18 fevereiro, 2007

Filme : El Laberinto del Fauno

Já há algum tempo que sigo a carreira do Guillermo del Toro mas, apesar de sempre lhe reconhecer mérito em termos visuais, nenhum dos seus filmes se tinha verdadeiramente entranhado. Este Labirinto do Fauno, vem mudar isso tudo. Pegando nas temáticas já anteriormente focadas em El Espinazo del Diablo (o Franquismo, a infância e o fantástico), del Toro coloca-nos numa pequena vilória espanhola em 1944 numa altura em que, apesar da guerra civil estar terminada, os revolucionários ainda faziam resistência. Ofélia, uma menina de uns 12 anos, chega à vila acompanhada da mãe, grávida do filho do capitão que tem a cargo a região, e que reina sobre a mesma com uma crueldade absoluta. Apesar da realidade negra que a rodeia (ou se calhar devido à mesma), descobre um mundo de fantasia (por coincidência não menos negro), onde tem de provar ser uma princesa regressada após muito tempo ausente (o D. Sebastião lá do sítio).

Desengane-se quem pense, pelo resumo que fiz, que este é um filme para crianças, o filme é de uma brutalidade absolutamente siderante, a representar muito fielmente o pior da raça humana. Em termos técnicos o filme está muito próximo de perfeito. A cenografia visionária e os efeitos especiais funcionam melhor do que nunca, sem se sobreporem à realização. As interpretações são todas excelentes (principalmente a miúda - Ivana Baquero - e o capitão - Sergi López), e a realização propriamente dita está extremamente subtil e eficaz. Mas o que o filme tem de mais brilhante, é a forma como mistura a fantasia e o real de uma forma totalmente plausível, a tal ponto que me fez lembrar o enorme Brazil do Terry Gilliam. O filme estreia para a semana nos nossos cinemas, e aconselho todas as pessoas que não tenham medo da realidade a entrar neste labirinto... (4,5 / 5 )

14 fevereiro, 2007

Livro : Blind Willow, Sleeping Woman (Haruki Murakami)
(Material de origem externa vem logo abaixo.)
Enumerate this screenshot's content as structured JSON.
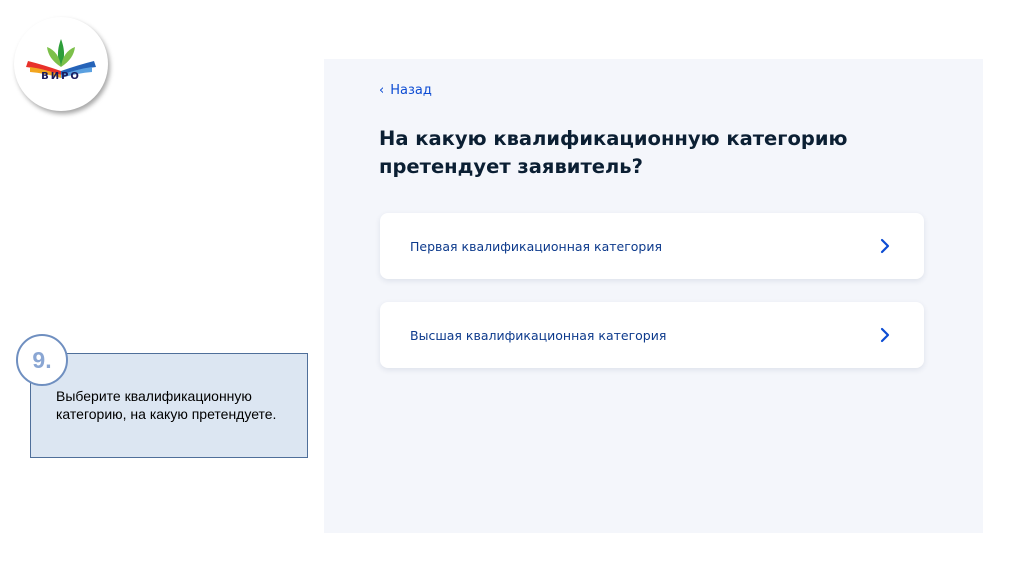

Com certeza que os meus leitores habituais (se é que existem) se interrogaram porque é que deixei de escrever sobre livros mais ou menos obscuros e editados em países distantes... Olhando para o histórico deste blog, o último post sobre o tema respeitava à enchurrada de livros que li nas férias, o que quer dizer que já passaram uns bons 6 meses. A resposta a esta questão é a conjunção de uma série de factores... Primeiro li uma série de 2 ou 3 livros de que não gostei o suficiente para recomendar (entre eles o último do Paul Auster - Travels in the Scriptorium - o que foi uma grande desilusão dada a minha predilecção pelo autor), por outro lado ando com muito menos disponibilidade mental para ler (comecei a ir ao ginásio "a sério" o que me deixa cansado o tempo quase todo - não querendo de forma nenhuma sequer sugerir com esta afirmação que os desportistas profissionais são burros). Na realidade, o livro que vos trago hoje demorou 2 meses a ler, o que estraga completamente a fama que terei adquirido de devorador de livros.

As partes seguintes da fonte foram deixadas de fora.